Once upon a time, MPs made a huge fuss about the risks to Parliamentary privilege of FOI, and the possibility that people could make FOI requests and obtain copies of correspondence from constituents. Under the noble leadership of the quad-bike riding David Maclean, they made an attempt to exclude Parliament from FOI’s scope altogether – not to hide expenses, just to protect constituents’ correspondence.
And you may now turn off your sarcasm filter. According to the Public Whip website www.publicwhip.org.uk/, we cannot know Oliver Letwin’s views on this matter, as he was absent from all the votes. However, his apparently laissez-faire attitude to correspondence in general, as reported by the Daily Mirror and other gleeful newspapers suggests that he may not have been that exercised by it: see the Mirror for more http://tinyurl.com/65vwf3r, including excellent photos of Mr Letwin dumping official letters in bins on his early morning walks.
Mr Letwin is usually good value for money – he has a Bertie Wooster-ish quality, a silly ass accidentally let loose in the establishment. There was the time he went into hiding after claiming that the Conservatives would cut £20 billion from the public budget (one can only hope he spent his time sheltering in the equivalent of the Drones Club). There was the wonderful moment when his house was burgled when a chap knocked on his door early in the morning, and he just let him in (http://tinyurl.com/67577tq). And, like his fellow Cabinet Office minister Francis Maude, he has fascinating hair (Maude could just fit into P.G. Wodehouse, but he would be a smooth-talking cad with a smoking jacket).
What annoyed me about the typically daft nature of the Letwin letters incident (bingate? parkgate? sillyassgate?) was the Cabinet Office statement that no sensitive information was included. Instead of an admission that a bin in a public park is no place for any form of official correspondence, and one of Letwin’s engagingly frank apologies (which I assume we’ll get at some point), they imply that this is not a serious issue. We don’t know how serious it is, but there is a strong possibility that the Data Protection Act has been breached.
Ministers and MPs sometimes froth with outrage at the flaws of others, and treat themselves slightly differently. Admittedly, Letwin himself is more cerebral and not prone to soundbites, but the people I work with – councils, housing bodies, NHS trusts, NDPBs, companies – are the kinds of organisations whose slips, mistakes and foibles are occasionally blown wildly out of proportion by politicians.

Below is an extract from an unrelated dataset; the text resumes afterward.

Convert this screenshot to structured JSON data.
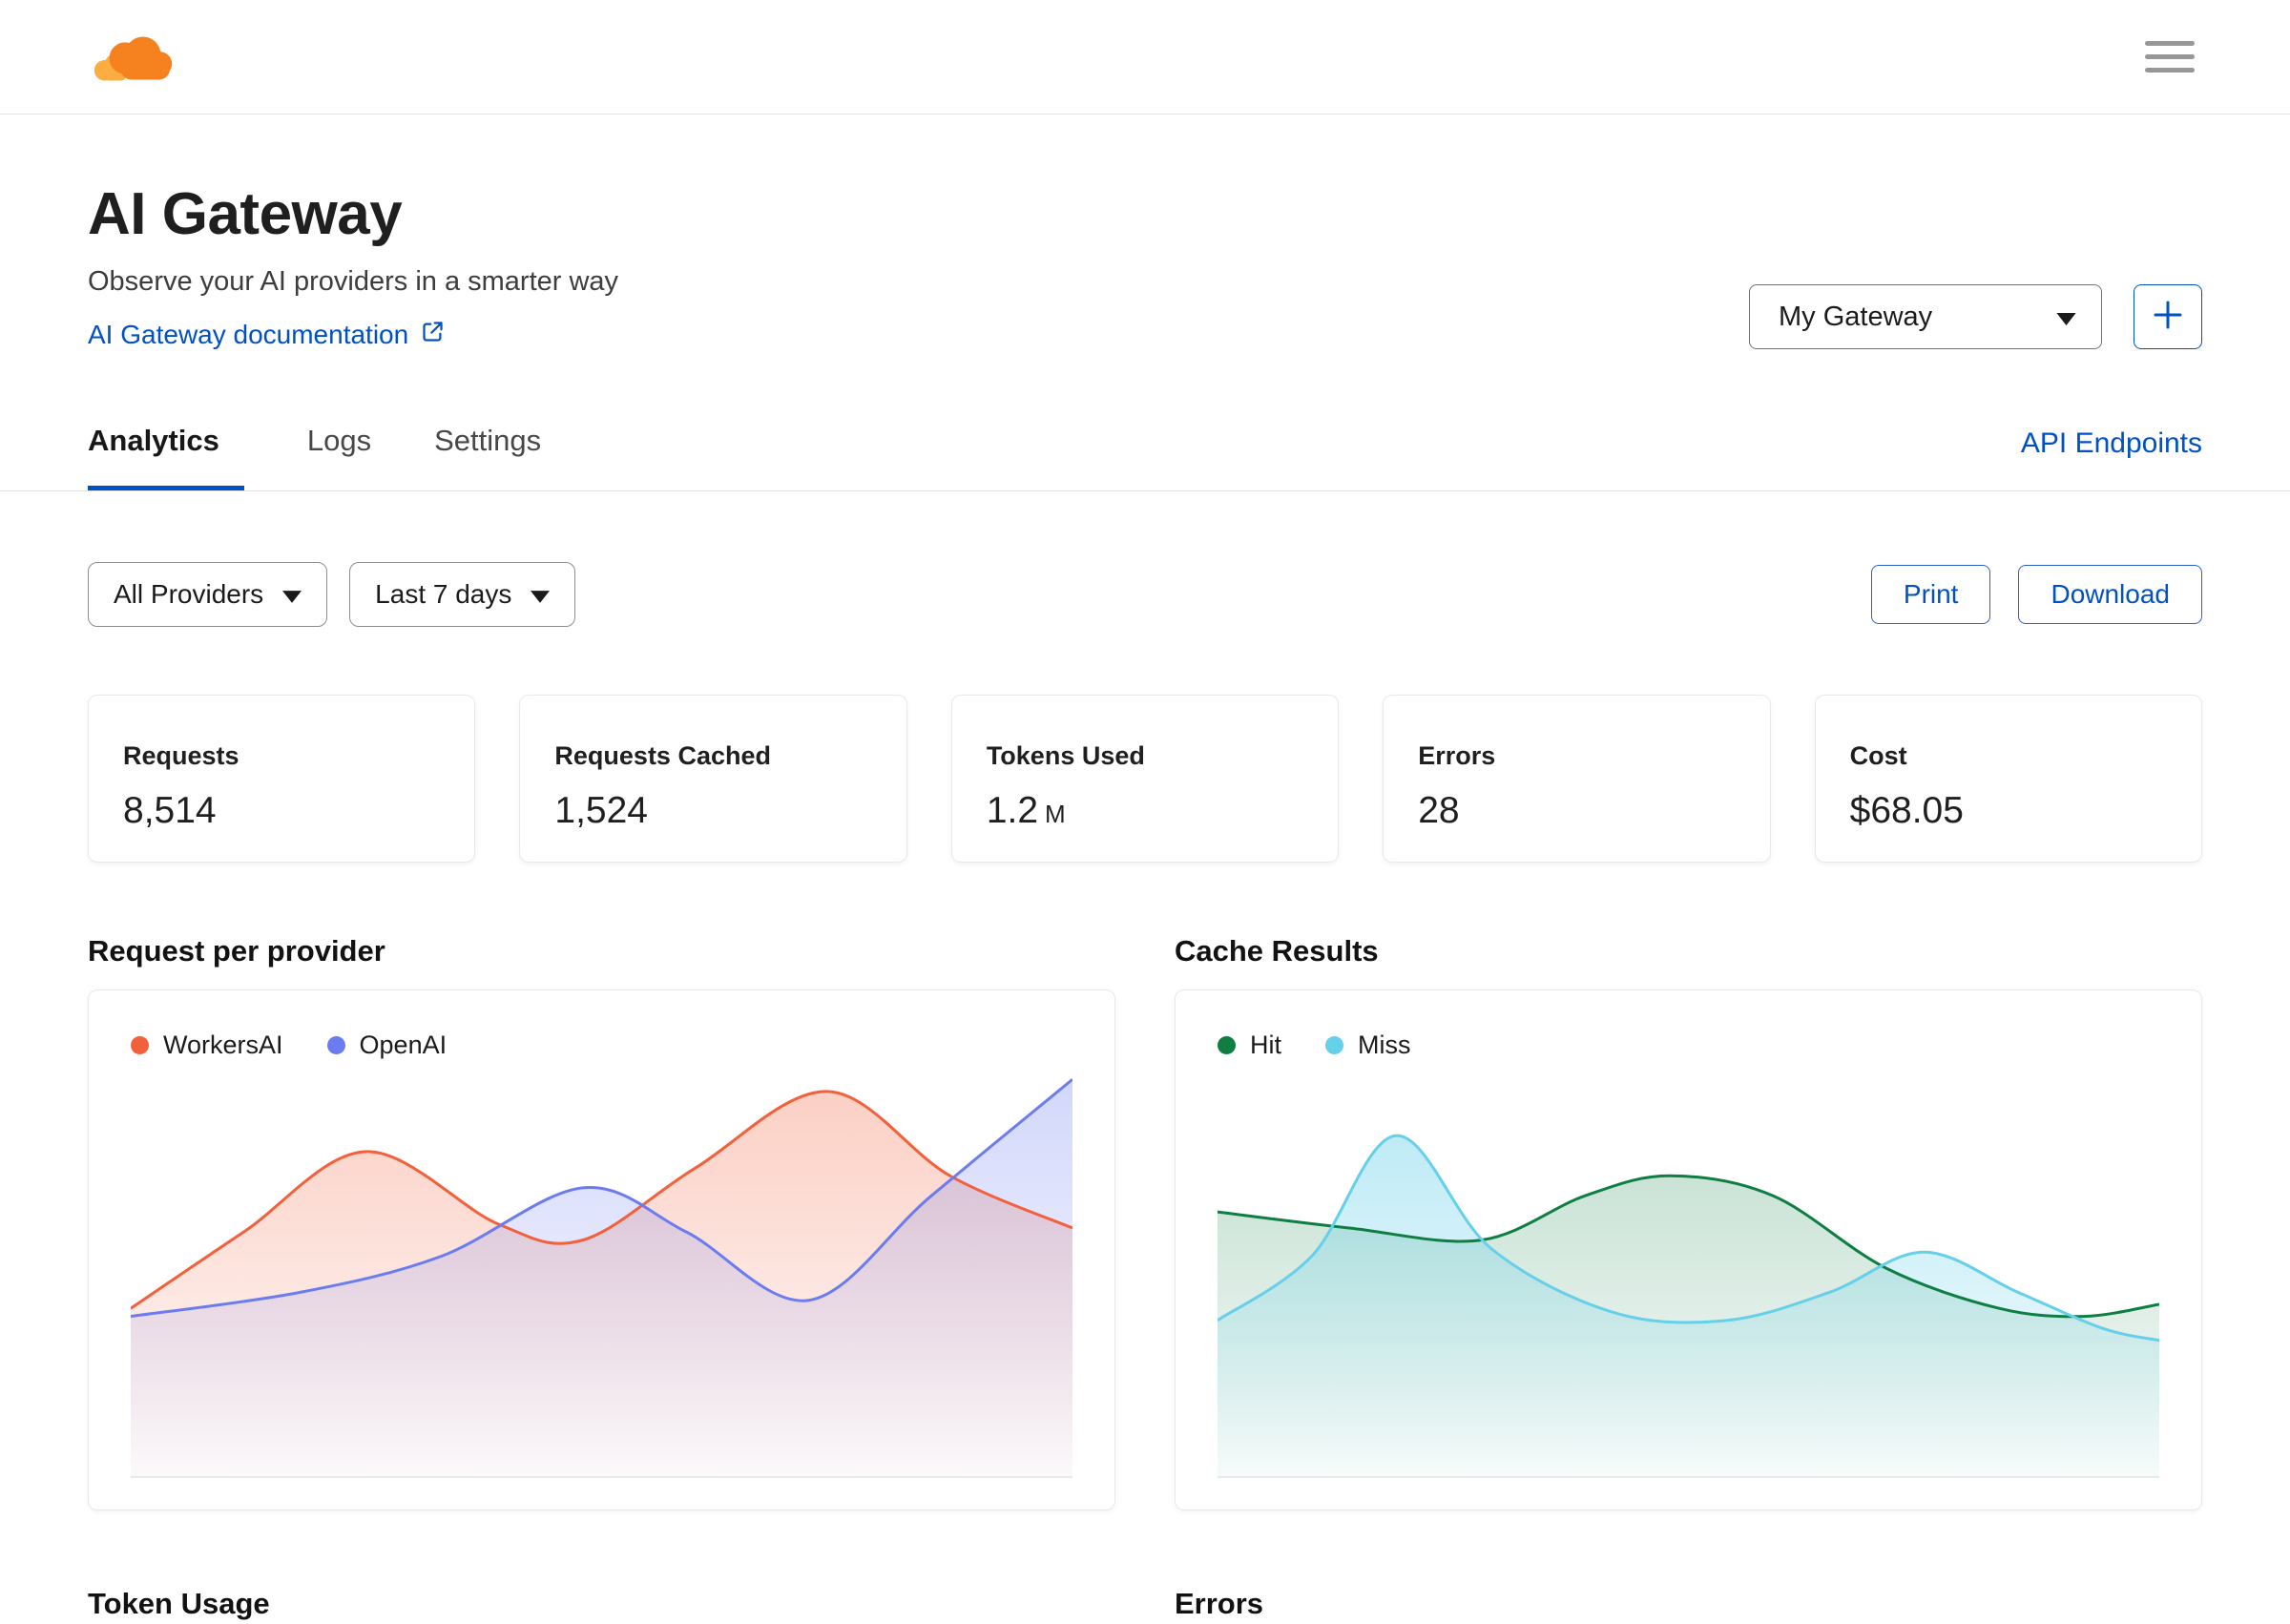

So when someone at the centre gets it wrong, they should say so immediately. This is a straightforward breach of proper records management, good quality data protection, and common sense, unless it did not happen.
There were all sorts of questions I had after reading the Cabinet Office’s bland statement, so I decided to end on an FOI request to the Cabinet Office. Whether there is any point in asking such questions is a legitimate question – perhaps we should write this off as another example of Mr Letwin’s idiosyncratic style – but I know that if one of my clients had a gaffe like this, they’d get FOIs ten to the dozen. So this is mine.
- has Mr Letwin disposed of correspondence containing personal data about other people?
- Did the correspondence relate to his constituency role, his Cabinet Office role, or both?
- what kind of details were included (e.g. names and addresses, email addresses, information about personal circumstances or complaints)?
- Has either Mr Letwin (in his capacity as an MP) or the Cabinet Office (as a data controller) informed the Information Commissioner of these incidents, on the basis that there is a possibility that the Seventh Data Protection principle has been breached, as it relates to security?
- Has Mr Letwin received any data protection training in his capacity as a Cabinet Office minister?
- Is any such training now planned?
- When the statement provided by the Cabinet Office was released, claiming that the information disposed of was ‘not sensitive’, had the person making the statement considered the Data Protection implications of disposing of correspondence in bins in public parks?
- Does the Cabinet Office have a policy or procedure about the appropriate disposal of paper records?